XeLaTeX is here for you.

Or LuaTex, I guess.
posted by kenko at 8:58 AM on October 4, 2011


cjorgensen, I'm fond of Font Squirrel (free web fonts, mentioned up thread) in part because you're not dependent on any hosting service or obfuscations, etc. The @font-face kit is pretty sweet, and once you understand how it works, you can tweak the CSS for yourself.
posted by epersonae at 9:03 AM on October 4, 2011


Fonts can be embedded in ePubs, but the issue is they have to be included in the ePub package, which means you are effectively distributing the font. And ePub is nothing more than a .zip file, so anyone that like the embedded font can open it up and use it how one likes.

Unless the font is CC or Public Domain it's not legally going into the package.

Personally, this is why I like iBooks in that I know what fonts are available on the device and can work from there.

It's getting harder to use fonts, not easier.
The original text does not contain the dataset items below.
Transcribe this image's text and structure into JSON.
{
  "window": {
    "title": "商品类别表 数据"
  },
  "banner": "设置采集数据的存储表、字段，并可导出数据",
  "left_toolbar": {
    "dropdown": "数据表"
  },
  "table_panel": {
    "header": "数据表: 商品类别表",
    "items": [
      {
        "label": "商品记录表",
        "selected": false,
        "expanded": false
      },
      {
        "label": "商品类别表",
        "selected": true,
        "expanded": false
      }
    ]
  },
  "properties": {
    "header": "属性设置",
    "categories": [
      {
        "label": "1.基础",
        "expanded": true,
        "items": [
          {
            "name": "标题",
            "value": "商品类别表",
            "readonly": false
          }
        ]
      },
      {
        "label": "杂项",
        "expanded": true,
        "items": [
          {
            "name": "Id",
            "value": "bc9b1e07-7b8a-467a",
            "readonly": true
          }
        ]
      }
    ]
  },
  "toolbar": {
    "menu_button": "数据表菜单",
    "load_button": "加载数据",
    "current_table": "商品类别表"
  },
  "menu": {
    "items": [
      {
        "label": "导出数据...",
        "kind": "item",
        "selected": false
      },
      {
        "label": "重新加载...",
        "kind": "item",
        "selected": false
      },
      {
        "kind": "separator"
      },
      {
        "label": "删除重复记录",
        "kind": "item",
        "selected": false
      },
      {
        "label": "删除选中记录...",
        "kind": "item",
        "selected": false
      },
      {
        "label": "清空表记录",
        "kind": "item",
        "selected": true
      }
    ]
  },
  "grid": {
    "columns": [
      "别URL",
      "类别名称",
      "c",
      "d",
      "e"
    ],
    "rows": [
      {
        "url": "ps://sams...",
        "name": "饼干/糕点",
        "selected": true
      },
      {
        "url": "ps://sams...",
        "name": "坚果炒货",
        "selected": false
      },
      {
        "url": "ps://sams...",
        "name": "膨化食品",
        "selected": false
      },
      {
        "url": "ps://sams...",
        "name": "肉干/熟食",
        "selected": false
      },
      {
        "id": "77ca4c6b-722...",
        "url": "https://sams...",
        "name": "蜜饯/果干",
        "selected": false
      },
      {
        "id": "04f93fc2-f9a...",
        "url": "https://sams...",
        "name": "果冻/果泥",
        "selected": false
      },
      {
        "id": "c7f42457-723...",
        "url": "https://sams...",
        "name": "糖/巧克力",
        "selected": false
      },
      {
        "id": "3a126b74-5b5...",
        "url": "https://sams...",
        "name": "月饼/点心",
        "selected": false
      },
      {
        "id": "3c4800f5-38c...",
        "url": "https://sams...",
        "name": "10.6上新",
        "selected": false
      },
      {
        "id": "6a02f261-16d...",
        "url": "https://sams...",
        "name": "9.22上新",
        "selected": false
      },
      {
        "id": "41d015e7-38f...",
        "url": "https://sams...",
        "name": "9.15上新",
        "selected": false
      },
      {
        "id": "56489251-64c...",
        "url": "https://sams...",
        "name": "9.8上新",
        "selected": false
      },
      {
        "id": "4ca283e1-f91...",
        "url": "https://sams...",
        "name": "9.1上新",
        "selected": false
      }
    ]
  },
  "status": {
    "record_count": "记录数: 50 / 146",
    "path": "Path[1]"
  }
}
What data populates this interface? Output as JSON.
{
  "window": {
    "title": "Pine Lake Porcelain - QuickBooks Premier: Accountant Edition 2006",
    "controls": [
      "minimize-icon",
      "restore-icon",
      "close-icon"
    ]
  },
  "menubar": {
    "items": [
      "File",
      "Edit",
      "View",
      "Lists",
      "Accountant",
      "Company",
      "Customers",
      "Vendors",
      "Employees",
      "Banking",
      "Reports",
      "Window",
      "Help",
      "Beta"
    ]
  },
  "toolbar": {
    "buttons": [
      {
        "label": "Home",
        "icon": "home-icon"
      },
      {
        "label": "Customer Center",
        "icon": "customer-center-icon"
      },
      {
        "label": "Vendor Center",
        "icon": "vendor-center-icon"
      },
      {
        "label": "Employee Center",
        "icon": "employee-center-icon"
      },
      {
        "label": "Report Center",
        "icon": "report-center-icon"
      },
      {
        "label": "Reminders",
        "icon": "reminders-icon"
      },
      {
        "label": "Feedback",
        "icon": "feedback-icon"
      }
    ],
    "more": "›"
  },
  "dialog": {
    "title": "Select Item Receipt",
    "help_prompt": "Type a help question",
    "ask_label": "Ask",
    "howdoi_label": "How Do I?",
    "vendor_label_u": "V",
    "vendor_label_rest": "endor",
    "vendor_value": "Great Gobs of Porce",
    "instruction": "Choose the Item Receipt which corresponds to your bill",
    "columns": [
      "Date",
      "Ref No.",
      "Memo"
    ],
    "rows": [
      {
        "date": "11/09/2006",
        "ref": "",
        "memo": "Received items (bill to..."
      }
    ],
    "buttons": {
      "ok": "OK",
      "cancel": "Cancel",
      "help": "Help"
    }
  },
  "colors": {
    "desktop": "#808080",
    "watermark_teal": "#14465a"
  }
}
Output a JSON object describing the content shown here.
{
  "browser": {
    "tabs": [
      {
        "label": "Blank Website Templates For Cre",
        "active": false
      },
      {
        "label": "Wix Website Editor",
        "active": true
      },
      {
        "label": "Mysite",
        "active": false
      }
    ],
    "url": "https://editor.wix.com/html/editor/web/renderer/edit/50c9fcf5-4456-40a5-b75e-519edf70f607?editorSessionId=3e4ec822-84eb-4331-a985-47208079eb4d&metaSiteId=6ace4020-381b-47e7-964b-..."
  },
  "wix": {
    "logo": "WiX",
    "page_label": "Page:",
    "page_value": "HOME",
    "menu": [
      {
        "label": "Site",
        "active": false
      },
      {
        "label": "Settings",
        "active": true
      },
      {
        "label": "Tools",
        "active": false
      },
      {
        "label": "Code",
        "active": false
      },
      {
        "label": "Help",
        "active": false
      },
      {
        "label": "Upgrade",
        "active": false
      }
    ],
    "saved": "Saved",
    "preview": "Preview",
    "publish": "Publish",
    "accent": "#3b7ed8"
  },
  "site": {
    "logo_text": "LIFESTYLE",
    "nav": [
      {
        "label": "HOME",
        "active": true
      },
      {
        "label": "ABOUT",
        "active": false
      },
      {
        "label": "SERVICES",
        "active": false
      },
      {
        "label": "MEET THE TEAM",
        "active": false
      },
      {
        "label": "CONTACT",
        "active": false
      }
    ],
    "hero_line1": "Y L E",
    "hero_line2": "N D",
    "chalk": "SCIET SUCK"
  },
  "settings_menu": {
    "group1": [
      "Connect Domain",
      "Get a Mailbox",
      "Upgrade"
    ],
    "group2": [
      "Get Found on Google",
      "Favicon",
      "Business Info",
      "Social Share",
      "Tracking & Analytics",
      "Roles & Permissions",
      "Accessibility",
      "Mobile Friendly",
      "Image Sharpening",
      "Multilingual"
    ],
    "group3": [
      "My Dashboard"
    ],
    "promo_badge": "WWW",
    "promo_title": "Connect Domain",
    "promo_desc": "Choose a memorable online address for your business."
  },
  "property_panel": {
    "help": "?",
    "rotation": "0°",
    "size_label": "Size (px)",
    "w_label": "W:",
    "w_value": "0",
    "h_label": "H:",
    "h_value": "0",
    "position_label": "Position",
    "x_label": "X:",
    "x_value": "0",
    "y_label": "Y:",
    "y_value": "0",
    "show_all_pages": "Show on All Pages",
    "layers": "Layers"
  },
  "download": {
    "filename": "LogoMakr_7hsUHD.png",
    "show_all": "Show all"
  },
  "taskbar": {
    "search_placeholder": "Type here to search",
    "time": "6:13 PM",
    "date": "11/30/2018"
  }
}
Which format? OTF? TT? Then you have to decide if it's going to be on the target device or if you are going to resort to something like typekit.

I've played around with most of the fonts on the web solutions. sIFR, typekit (when it first came out), images, etc. I keep returning to what comes on the mac or PC.
posted by cjorgensen at 7:21 PM on October 4, 2011


@Kenko I plan on moving to LuaTeX as soon as it fully supports microtype.

@cjorgensen There are some pretty nice free fonts out there though. There are look-alikes to most of the major ones, and an increasing number of good, free ones. Just check out all the font packages in the debian repository.